I live right here on the Mille Lacs Reservation. I’ve been here mostly all my life. I lived off the reservation for about 10 years, in Minneapolis. Back in the 1970s, there were hardly any jobs around here, so when I was 30, I went to the Cities to find employment. In Minneapolis, I became an apprentice and then a full- fledged carpenter. But I got tired of the rat race! I got tired of fighting the traffic. It’s a lot more peaceful out here.

Then in the ’80s, there were more jobs in this area, more opportunities. So I moved back to the reservation and started working for the Band. And I’ve been here ever since.

I did a lot of carpentry at first, building houses mainly for the Band. After that, in the summer of ’87, I applied at the Mille Lacs Indian Museum and worked there all the way to 2003, when I retired. I’ve been retired for four years now. But not really, because I work helping the other veterans, and we’re always busy.

Today, living on the reservation is almost the same as living anywhere else. We’ve got sewers, paved roads, our own schools, law enforcement, our own water tower. It’s like any other town – we’re finally catching up with the rest of the world.

That’s a lot different from what I remember growing up. Back then, nobody on the reservation had a new car, just old ones. Because if you were going down the road, you would lose your muffler – the roads were all made of mud. It wasn’t worth buying a new car.

People would ask, “Do you have running water?” Yup! We used to have a pump that we had to run back and forth to in order to fetch water. That was our “running” water.

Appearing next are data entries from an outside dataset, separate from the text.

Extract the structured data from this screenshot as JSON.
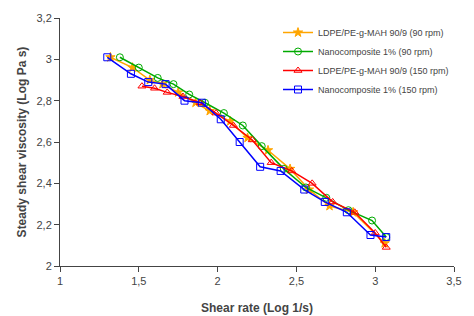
{
  "chart_data": {
    "type": "line",
    "xlabel": "Shear rate (Log 1/s)",
    "ylabel": "Steady shear viscosity (Log Pa s)",
    "series": [
      {
        "name": "LDPE/PE-g-MAH 90/9 (90 rpm)",
        "color": "#FFA500",
        "marker": "star",
        "x": [
          1.32,
          1.46,
          1.57,
          1.65,
          1.75,
          1.86,
          1.95,
          2.08,
          2.19,
          2.32,
          2.46,
          2.58,
          2.71,
          2.86,
          3.06
        ],
        "values": [
          3.01,
          2.96,
          2.9,
          2.88,
          2.84,
          2.79,
          2.75,
          2.7,
          2.62,
          2.56,
          2.47,
          2.37,
          2.29,
          2.26,
          2.11
        ]
      },
      {
        "name": "Nanocomposite 1% (90 rpm)",
        "color": "#00AA00",
        "marker": "circle-open",
        "x": [
          1.38,
          1.5,
          1.62,
          1.72,
          1.82,
          1.92,
          2.04,
          2.16,
          2.28,
          2.42,
          2.56,
          2.69,
          2.83,
          2.98,
          3.07
        ],
        "values": [
          3.01,
          2.96,
          2.91,
          2.88,
          2.83,
          2.79,
          2.74,
          2.68,
          2.58,
          2.47,
          2.38,
          2.33,
          2.27,
          2.22,
          2.14
        ]
      },
      {
        "name": "LDPE/PE-g-MAH 90/9 (150 rpm)",
        "color": "#FF0000",
        "marker": "triangle-open",
        "x": [
          1.52,
          1.6,
          1.68,
          1.78,
          1.89,
          1.99,
          2.1,
          2.22,
          2.34,
          2.47,
          2.6,
          2.73,
          2.87,
          3.0,
          3.07
        ],
        "values": [
          2.87,
          2.86,
          2.84,
          2.82,
          2.79,
          2.74,
          2.68,
          2.61,
          2.5,
          2.46,
          2.4,
          2.31,
          2.26,
          2.16,
          2.09
        ]
      },
      {
        "name": "Nanocomposite 1% (150 rpm)",
        "color": "#0000FF",
        "marker": "square-open",
        "x": [
          1.3,
          1.45,
          1.56,
          1.67,
          1.79,
          1.9,
          2.02,
          2.14,
          2.27,
          2.4,
          2.55,
          2.68,
          2.82,
          2.97,
          3.07
        ],
        "values": [
          3.01,
          2.93,
          2.89,
          2.88,
          2.8,
          2.79,
          2.71,
          2.6,
          2.48,
          2.46,
          2.37,
          2.31,
          2.26,
          2.15,
          2.14
        ]
      }
    ],
    "xlim": [
      1,
      3.5
    ],
    "ylim": [
      2,
      3.2
    ],
    "xticks": [
      1,
      {
        "value": 1.5,
        "label": "1,5"
      },
      2,
      {
        "value": 2.5,
        "label": "2,5"
      },
      3,
      {
        "value": 3.5,
        "label": "3,5"
      }
    ],
    "yticks": [
      2,
      {
        "value": 2.2,
        "label": "2,2"
      },
      {
        "value": 2.4,
        "label": "2,4"
      },
      {
        "value": 2.6,
        "label": "2,6"
      },
      {
        "value": 2.8,
        "label": "2,8"
      },
      3,
      {
        "value": 3.2,
        "label": "3,2"
      }
    ],
    "legend": "upper right",
    "grid": false
  }
}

There used to be a three-room schoolhouse; that’s where I went to school. Before that, there was a two-room school, and my brother went there. It was all Indian kids, but the teachers were non-Indians then.

Before then, even longer ago, I know our people in East Lake and Lake Lena used to have powwows together, even though it probably took a couple days to travel. They had horses and wagons, and everybody would get together and ride that wagon to Lake Lena for the powwow. Back then, they used to get together for about a month – no overnight or weekend trips.

Today, museum visitors’ jaws drop when they realize how rough it was back then. The way some people look at it today, it was hard living.

But that was just the life. You had to get the maple sap and let it boil down eight hours. You had to wash clothes by hand. When our grandparents lived here, everything they needed was here. They had sap, fish, deer, the wildlife, all the natural things they needed to live off the land. A lot of stuff is easier today, but you still need eight hours to boil down the sap.

The reservation exists not just as a community but also as a part of history. This is home to me. It’s home to Band members even if they leave here. If they move to California, they still say, “My home is in Minnesota.” That’s why it’s important not just for us, but for our kids growing up even 100 years from now, to say this is our home, our reservation.